Nettie repeated her question, her voice catching in the sob that would come despite her best efforts. With the going of both Cyril and her mistress she felt deserted and forlorn.

"Will she be gone long I asked you?"

"Long enough to suit me," said the Bull slowly. "She's took a holiday. Guess she's entitled to one now we've got a gell like you to take her place up to the house. I'm thinking you'll fill the bill fine and suit me down to a double T. Is supper ready?"

She stared up at him through the haze before her eyes, piteously, her lips moving, almost as if entreating him. She tried to say:

"It'll be on the table in a few minutes," but the words came indistinctly through the tears which now began to fall heavily in spite of her effort to restrain them. Blindly she moved toward the house, holding her apron to her face. Absorbed in her grief, she was unconscious of the fact that the Bull pressed close to her side and that it was his big hand under her arm that guided her to the house. Inside the kitchen he held her for a space as she gasped and cried:

"I won't stay here alone."

"Yer don't have to, gell," said the Bull huskily. "I'm here."

"You!"

She wrenched her arm free.

"I'm not going to stay in this house alone with you!" she cried.

"Ain't you? Mebbe you'd prefer the bunkhouses then?"

The Bull was chuckling coarsely.

"I won't stay nowhere at Bar Q. I'm goin' to get out—tonight."

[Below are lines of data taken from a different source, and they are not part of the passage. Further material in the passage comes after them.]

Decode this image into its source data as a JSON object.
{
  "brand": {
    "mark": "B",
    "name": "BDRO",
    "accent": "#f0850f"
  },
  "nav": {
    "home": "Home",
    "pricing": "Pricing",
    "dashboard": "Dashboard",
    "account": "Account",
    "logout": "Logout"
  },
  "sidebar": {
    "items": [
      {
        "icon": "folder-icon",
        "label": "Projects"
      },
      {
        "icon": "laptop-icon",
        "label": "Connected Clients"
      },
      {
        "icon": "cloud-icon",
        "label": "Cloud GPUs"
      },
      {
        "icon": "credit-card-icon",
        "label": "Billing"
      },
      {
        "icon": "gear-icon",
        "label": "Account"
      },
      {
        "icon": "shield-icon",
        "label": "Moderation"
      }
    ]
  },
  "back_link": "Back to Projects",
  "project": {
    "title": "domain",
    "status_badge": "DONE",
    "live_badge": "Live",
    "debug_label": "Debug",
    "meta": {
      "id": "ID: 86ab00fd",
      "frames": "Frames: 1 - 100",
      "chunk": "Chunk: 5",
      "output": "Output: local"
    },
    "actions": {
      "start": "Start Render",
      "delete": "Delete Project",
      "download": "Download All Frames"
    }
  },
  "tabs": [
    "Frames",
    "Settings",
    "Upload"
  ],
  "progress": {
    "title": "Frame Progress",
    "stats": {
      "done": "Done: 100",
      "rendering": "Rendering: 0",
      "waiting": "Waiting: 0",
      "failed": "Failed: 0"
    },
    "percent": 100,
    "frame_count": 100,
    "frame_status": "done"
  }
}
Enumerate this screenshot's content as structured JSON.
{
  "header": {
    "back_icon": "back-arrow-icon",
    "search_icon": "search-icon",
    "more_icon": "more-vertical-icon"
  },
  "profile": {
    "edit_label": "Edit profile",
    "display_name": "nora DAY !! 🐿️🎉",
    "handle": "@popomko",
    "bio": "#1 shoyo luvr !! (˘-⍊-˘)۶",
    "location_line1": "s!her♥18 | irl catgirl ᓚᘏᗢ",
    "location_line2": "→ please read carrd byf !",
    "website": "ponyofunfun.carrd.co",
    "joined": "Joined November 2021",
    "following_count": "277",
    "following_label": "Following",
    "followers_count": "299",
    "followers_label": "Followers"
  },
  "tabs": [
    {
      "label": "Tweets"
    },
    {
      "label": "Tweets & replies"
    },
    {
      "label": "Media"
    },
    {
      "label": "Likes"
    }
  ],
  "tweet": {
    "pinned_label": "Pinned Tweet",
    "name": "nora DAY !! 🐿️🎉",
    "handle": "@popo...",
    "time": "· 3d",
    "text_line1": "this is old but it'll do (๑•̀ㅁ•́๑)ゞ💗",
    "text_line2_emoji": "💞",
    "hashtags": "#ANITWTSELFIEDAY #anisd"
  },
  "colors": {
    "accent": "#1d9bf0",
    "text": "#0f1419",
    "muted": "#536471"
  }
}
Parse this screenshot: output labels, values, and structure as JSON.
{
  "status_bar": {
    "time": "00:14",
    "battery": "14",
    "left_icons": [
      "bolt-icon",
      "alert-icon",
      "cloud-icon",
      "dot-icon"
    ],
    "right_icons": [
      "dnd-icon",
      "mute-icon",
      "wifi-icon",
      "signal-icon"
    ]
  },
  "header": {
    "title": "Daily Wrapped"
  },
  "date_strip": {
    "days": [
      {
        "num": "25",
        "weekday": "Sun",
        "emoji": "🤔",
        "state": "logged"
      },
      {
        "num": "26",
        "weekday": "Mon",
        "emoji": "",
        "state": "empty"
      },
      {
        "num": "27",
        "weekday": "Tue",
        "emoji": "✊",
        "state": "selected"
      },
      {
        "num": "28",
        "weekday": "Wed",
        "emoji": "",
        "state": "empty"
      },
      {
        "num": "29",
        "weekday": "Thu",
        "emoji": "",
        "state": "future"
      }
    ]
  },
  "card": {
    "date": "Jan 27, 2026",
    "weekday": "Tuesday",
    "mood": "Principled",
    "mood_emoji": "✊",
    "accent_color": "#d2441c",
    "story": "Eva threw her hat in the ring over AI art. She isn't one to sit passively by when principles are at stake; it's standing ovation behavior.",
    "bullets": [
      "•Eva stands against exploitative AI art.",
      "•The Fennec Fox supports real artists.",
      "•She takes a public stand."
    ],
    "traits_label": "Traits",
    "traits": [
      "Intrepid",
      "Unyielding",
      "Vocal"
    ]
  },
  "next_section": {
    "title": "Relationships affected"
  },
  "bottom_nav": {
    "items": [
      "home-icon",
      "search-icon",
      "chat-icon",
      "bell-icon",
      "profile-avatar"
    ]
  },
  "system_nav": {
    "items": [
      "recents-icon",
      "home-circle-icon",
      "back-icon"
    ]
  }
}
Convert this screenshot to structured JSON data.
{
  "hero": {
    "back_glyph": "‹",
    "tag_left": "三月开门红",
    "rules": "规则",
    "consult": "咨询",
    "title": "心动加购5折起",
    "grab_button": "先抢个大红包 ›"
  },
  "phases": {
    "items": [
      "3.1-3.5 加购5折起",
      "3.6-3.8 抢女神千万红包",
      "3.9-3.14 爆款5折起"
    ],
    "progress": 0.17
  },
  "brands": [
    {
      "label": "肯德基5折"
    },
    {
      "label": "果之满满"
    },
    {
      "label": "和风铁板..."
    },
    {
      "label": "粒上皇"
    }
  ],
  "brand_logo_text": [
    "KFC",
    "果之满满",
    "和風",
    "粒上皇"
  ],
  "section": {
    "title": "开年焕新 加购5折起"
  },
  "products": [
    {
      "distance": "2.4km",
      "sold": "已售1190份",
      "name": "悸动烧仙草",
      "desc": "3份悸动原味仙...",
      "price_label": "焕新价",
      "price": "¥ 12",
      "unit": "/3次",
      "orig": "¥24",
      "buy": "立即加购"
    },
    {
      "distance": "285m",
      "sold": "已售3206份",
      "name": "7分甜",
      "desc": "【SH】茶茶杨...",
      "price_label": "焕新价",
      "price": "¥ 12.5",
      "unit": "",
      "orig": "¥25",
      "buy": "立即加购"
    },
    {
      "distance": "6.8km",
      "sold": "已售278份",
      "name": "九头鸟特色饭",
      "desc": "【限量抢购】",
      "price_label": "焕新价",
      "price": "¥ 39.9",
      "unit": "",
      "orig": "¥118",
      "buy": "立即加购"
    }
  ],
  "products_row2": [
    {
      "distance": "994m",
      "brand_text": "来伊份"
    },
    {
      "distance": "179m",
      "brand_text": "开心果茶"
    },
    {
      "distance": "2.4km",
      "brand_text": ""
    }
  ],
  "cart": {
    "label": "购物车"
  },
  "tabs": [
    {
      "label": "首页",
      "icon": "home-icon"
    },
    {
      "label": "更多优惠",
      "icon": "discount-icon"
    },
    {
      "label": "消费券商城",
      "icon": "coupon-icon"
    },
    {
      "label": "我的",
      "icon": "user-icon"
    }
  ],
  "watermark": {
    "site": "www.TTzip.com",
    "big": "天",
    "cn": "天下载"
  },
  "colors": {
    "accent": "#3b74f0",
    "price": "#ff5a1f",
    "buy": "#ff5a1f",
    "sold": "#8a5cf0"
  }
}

"As you say, gell. I told the wife not to set too much store by you, but no, she'd have her way. Said you could take her place and do the work fine, and she thought she should do as the doctor said and git away for a change."

Nettie paused, the thought of her mistress's confidence in her holding her in her headlong purpose to escape.

"So I could do the work alone. It's not that. It's just that—that I'm afraid to be here alone—with you," she blurted out.

"Far's that goes, I'm hikin' for Barstairs myself tonight. Goin' on up to the Bull camp. We're leavin' for the States shortly, and I got to go alone."

Something was burning on the stove and she rushed to lift off the potatoes. The Bull had seated himself at the table and was buttering a chunk of bread. Nettie hesitated a moment and then, as the man apparently oblivious of or indifferent to her presence continued to munch in abstracted silence, Nettie took her place at the table. She poured out the tea and passed his cup to him, helping herself to a piece of the cold roast pork. The potato dish was to the left of him and after a moment she timidly asked him to pass it to her. He shoved the dish across without looking up and continued to "pack down"—an expression of his own—the food.

The meal came to an end in this strange silence and afterwards she cleared the table and washed the dishes, acutely aware of every move the man made in the big room. He had taken down his sheepskin riding coat and pushed his legs into fur chapps. The spurs clanked as he snapped them onto his heels. He took down the quirt and huge hat hanging to a deer head's horns, clapped the hat upon his head, and tramped to the door. All his preparations indicated a long ride. At the door he threw back an order to Nettie.

"Anyone telephones, I'll reach Barstairs by six or seven in the mornin'. They can get me there. Have Jake at the house for chores. Let 'im sleep off the kitchen."

She nodded dumbly, conscious only of a vast sense of relief. He was gone.